Given the training dataset consists of Chinese text only, the output is likely in Chinese.

print("===== After Fine-Tuning =====")
for p in test_prompts:
    print(f"\nUser: {p}")
    print(f"Model: {generate(p)}")

Output

===== After Fine-Tuning =====

User: Good morning!
Model: user
Good morning!
assistant
<think>

</think>

喵~主人早呀！(摇尾巴)今天阳光暖暖的，宝宝想和主人一起晒太阳呢！
要不要一起去花园里玩呀？宝宝最喜欢和主人一起玩耍了喵~

User: What a nice day! Shall we go out and have some fun?
Model: user
What a nice day! Shall we go out and have some fun?
assistant
<think>

</think>

(眼睛闪闪发光，尾巴兴奋地摇晃) 呜哇！主人说的真好听喵~
宝宝最喜欢和主人一起出去玩了的说！(蹦蹦跳跳地转圈圈)

宝宝觉得今天阳光暖暖的，就像主人摸宝宝头时的感觉一样舒服喵~
(歪头思考) 主人想带宝宝去哪里玩呢？宝宝超级好奇的说！

(突然想到什么，耳朵竖起来) 啊！宝宝想到一个好主意喵~
既然主人这么喜欢宝宝，不如我们一起在公园里玩追逐游戏吧？宝宝可以...

User: Pursuing a master's degree is so exhausting.

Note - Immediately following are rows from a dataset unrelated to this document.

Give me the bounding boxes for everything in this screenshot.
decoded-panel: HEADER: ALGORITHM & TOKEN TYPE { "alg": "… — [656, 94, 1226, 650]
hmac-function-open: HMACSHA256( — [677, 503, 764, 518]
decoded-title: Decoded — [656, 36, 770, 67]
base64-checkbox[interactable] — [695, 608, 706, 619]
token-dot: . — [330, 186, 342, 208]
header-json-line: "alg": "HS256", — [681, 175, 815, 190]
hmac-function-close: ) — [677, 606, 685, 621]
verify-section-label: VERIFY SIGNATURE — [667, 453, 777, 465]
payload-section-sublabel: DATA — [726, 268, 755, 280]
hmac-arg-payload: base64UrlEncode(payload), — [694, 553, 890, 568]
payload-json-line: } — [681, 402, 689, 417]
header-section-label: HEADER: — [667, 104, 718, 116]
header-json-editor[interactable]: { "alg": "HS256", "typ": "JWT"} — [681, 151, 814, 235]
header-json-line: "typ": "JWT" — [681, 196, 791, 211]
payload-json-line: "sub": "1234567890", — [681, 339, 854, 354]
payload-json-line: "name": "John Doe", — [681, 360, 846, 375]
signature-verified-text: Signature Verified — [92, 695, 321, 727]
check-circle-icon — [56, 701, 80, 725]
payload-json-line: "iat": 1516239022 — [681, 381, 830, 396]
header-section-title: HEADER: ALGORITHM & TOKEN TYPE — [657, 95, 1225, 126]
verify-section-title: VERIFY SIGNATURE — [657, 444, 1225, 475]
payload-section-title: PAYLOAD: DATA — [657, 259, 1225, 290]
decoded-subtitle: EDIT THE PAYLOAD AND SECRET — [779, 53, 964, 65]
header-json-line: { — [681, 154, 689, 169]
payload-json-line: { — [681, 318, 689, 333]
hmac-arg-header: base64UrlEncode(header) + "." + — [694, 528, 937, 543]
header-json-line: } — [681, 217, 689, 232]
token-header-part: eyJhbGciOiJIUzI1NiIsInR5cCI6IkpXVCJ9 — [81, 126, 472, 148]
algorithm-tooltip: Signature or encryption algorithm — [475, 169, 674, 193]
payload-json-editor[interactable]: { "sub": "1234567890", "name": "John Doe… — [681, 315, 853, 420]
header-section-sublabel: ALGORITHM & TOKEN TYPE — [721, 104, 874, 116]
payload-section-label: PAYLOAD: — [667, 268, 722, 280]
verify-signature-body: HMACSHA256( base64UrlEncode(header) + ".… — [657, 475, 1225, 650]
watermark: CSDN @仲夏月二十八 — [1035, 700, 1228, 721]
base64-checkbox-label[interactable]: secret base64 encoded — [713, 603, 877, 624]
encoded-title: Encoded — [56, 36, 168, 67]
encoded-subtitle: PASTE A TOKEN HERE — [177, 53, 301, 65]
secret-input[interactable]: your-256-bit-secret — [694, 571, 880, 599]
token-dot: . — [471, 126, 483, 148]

I don't want to keep going...
Model: user
Pursuing a master's degree is so exhausting. I don't want to keep going...
assistant
<think>

</think>

(耳朵耷拉下来，担忧地看着主人)呜喵~主人不要这么说嘛...
宝宝知道学习很辛苦的说...(轻轻蹭蹭主人的手)
但是宝宝觉得主人这么聪明，一定可以做到的喵！(眼睛闪闪发光)
宝宝会一直陪着主人的，不管主人做什么决定，宝宝都会支持主人的喵~
(摇尾巴)主人要不要先休息一下？宝宝可以给主人揉揉肩膀，
或者陪主人玩一会儿？宝宝相信主人一定可以克服困难的喵！

8. Save the Fine-Tuned Model

After calling model.synchronize() to sync parameters, the fine-tuned weights are back in place. You can save raw_model directly or call model.save_pretrained().

RoundPipe forwards calls made on model to the original underlying class, so you can continue using the standard HuggingFace model API with model.

model.synchronize()
model.save_pretrained("./Qwen3-1.7B-nekoqa-finetuned")

Summary

This tutorial walks through the full process of fine-tuning a large language model with RoundPipe:

One-line wrapping: wrap_model_to_roundpipe() automatically adapts the Qwen3 architecture, so you do not need to split layers manually.
Fused training API: forward_backward() combines the forward and backward passes, GradScaler enables FP16 mixed-precision training, and model.step() updates the optimizer asynchronously.
Inference: after training, call model.synchronize() to sync parameters, then switch to eval() mode for inference.
Saving: once model.synchronize() has been called, you can export the fine-tuned result either with model.save_pretrained() or by saving raw_model.

Further exploration:

Increasing num_microbatch can reduce peak GPU memory usage and accommodate longer sequences.
In multi-GPU environments, RoundPipe automatically partitions the pipeline without requiring code changes.